Saturday, February 28, 2009

I've metamorphosed again.

i hate changing, the who i used to be, the who i want to be and the who i am now, they are all have different personalities.

i used to complain that i was mean and self centred, but i now know the true meaning of mean and self centred-ness.

i need to step out of the "me, myself, i" and embrace the emotions of other people. family friends and foreign people. i need to live for God and not myself.

and I'm sorry shirlynn; no excuses for what i've done to you.
maybe you may not care about all i've done or said.
but I'm guilty for being mean.

and i apologize.

****

noelle got baptised on friday 27/2/2009
went to the baptism service.

looking at all the smiles on the people faces when they stepped out of the water, i was sort of touched in a weird way.
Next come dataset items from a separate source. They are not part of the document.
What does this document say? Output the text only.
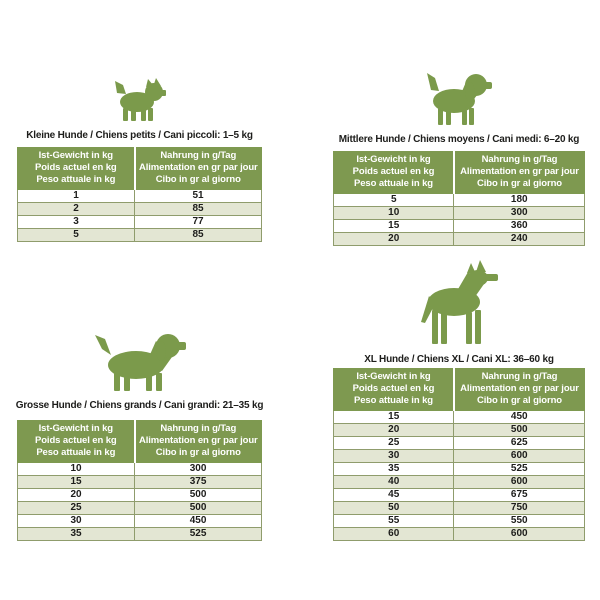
Kleine Hunde / Chiens petits / Cani piccoli: 1–5 kg
Ist-Gewicht in kg
Poids actuel en kg
Peso attuale in kg	Nahrung in g/Tag
Alimentation en gr par jour
Cibo in gr al giorno
1	51
2	85
3	77
5	85
Mittlere Hunde / Chiens moyens / Cani medi: 6–20 kg
Ist-Gewicht in kg
Poids actuel en kg
Peso attuale in kg	Nahrung in g/Tag
Alimentation en gr par jour
Cibo in gr al giorno
5	180
10	300
15	360
20	240
Grosse Hunde / Chiens grands / Cani grandi: 21–35 kg
Ist-Gewicht in kg
Poids actuel en kg
Peso attuale in kg	Nahrung in g/Tag
Alimentation en gr par jour
Cibo in gr al giorno
10	300
15	375
20	500
25	500
30	450
35	525
XL Hunde / Chiens XL / Cani XL: 36–60 kg
Ist-Gewicht in kg
Poids actuel en kg
Peso attuale in kg	Nahrung in g/Tag
Alimentation en gr par jour
Cibo in gr al giorno
15	450
20	500
25	625
30	600
35	525
40	600
45	675
50	750
55	550
60	600
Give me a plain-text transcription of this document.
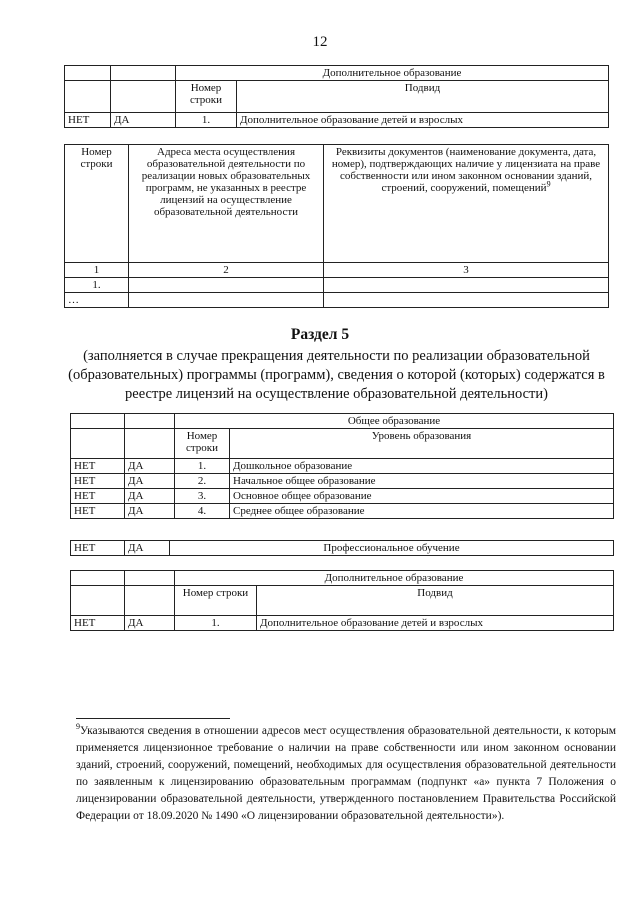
12
		Дополнительное образование	
		Номер строки	Подвид
НЕТ	ДА	1.	Дополнительное образование детей и взрослых
Номер строки	Адреса места осуществления образовательной деятельности по реализации новых образовательных программ, не указанных в реестре лицензий на осуществление образовательной деятельности	Реквизиты документов (наименование документа, дата, номер), подтверждающих наличие у лицензиата на праве собственности или ином законном основании зданий, строений, сооружений, помещений$^9$
1	2	3
1.		
…		
Раздел 5
(заполняется в случае прекращения деятельности по реализации образовательной (образовательных) программы (программ), сведения о которой (которых) содержатся в реестре лицензий на осуществление образовательной деятельности)
		Общее образование	
		Номер строки	Уровень образования
НЕТ	ДА	1.	Дошкольное образование
НЕТ	ДА	2.	Начальное общее образование
НЕТ	ДА	3.	Основное общее образование
НЕТ	ДА	4.	Среднее общее образование
НЕТ	ДА	Профессиональное обучение
		Дополнительное образование	
		Номер строки	Подвид
НЕТ	ДА	1.	Дополнительное образование детей и взрослых
$^9$Указываются сведения в отношении адресов мест осуществления образовательной деятельности, к которым применяется лицензионное требование о наличии на праве собственности или ином законном основании зданий, строений, сооружений, помещений, необходимых для осуществления образовательной деятельности по заявленным к лицензированию образовательным программам (подпункт «а» пункта 7 Положения о лицензировании образовательной деятельности, утвержденного постановлением Правительства Российской Федерации от 18.09.2020 № 1490 «О лицензировании образовательной деятельности»).
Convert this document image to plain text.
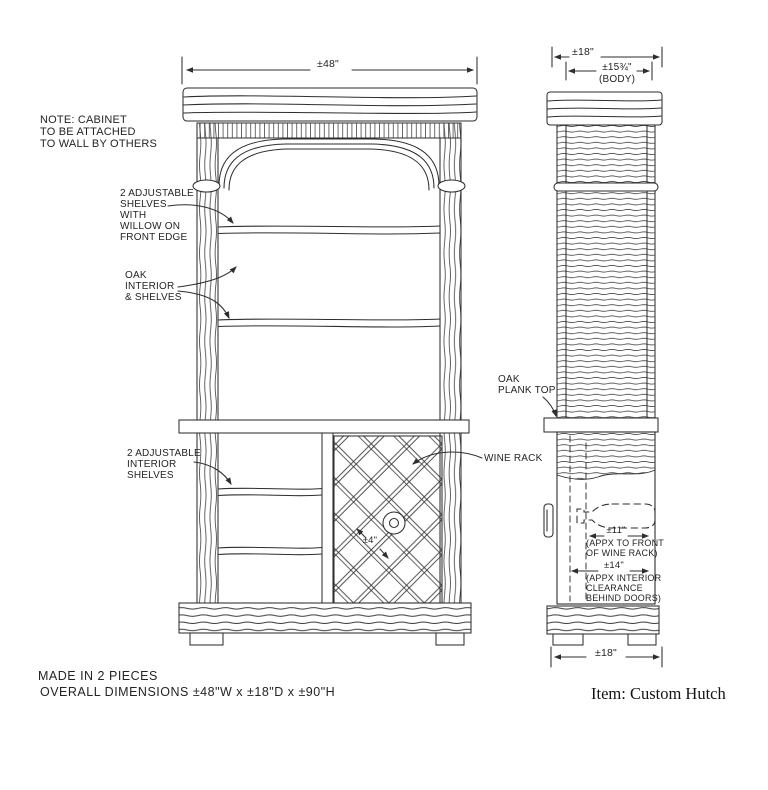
±48"
NOTE: CABINET
TO BE ATTACHED
TO WALL BY OTHERS
2 ADJUSTABLE
SHELVES
WITH
WILLOW ON
FRONT EDGE
OAK
INTERIOR
& SHELVES
2 ADJUSTABLE
INTERIOR
SHELVES
WINE RACK
±4"
±18"
±15¾"
(BODY)
OAK
PLANK TOP
±11"
(APPX TO FRONT
OF WINE RACK)
±14"
(APPX INTERIOR
CLEARANCE
BEHIND DOORS)
±18"
MADE IN 2 PIECES
OVERALL DIMENSIONS ±48"W x ±18"D x ±90"H	Item: Custom Hutch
the magnificences of LORD MY GOD has no boundaries and has no limits, he gives me happiness when i am sad, confidence when i feel useless, love when i feel unwanted, food when i'm hungry, peace when i'm worried, friends when i'm lonely. he's my bestfriend. my confident, my father, my LORD. my saviour.

and because of him i now i'm loved.

sometimes i wonder where i'll be w/o him. without his loving embrace.

and all i see is a blank future. a bottomless pit.

i am nothing w/o him.


dear lord i apologise for the millions and one sins i've comitted, i am a terrible sinner please forgive me.